Provides a linear map for weighted distance preservation

Uses Rademacher chaos decomposition for analysis

Achieves JL-like estimates with dynamic weights

Abstract

The weighted Euclidean norm $\|x\|_w$ of a vector $x\in \mathbb{R}^d$ with weights $w\in \mathbb{R}^d$ is the Euclidean norm where the contribution of each dimension is scaled by a given weight. Approaches to dimensionality reduction that satisfy the Johnson-Lindenstrauss (JL) lemma can be easily adapted to the weighted Euclidean distance if weights are known and fixed: it suffices to scale each dimension of the input vectors according to the weights, and then apply any standard approach.
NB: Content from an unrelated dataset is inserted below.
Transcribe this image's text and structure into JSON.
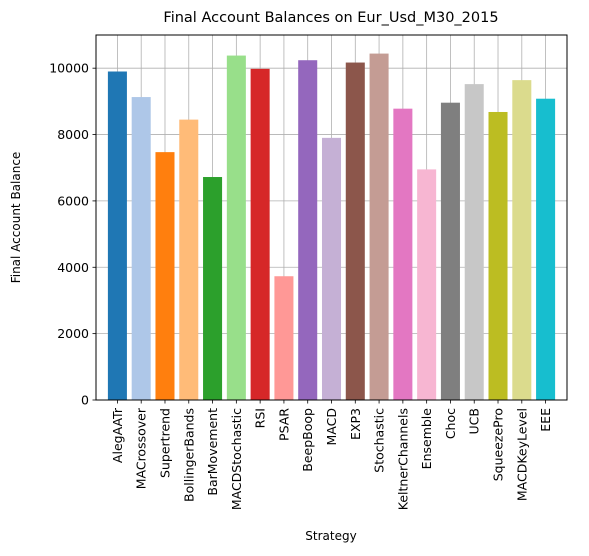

However, this is not the case when weights are unknown during the dimensionality reduction or might dynamically change. In this paper, we address this issue by providing a linear function that maps vectors into a smaller complex vector space and allows to retrieve a JL-like estimate for the weighted Euclidean distance once weights are revealed. Our results are based on the decomposition of the complex dimensionality reduction into several Rademacher chaos random variables, which are studied using novel concentration inequalities for sums of independent Rademacher chaoses.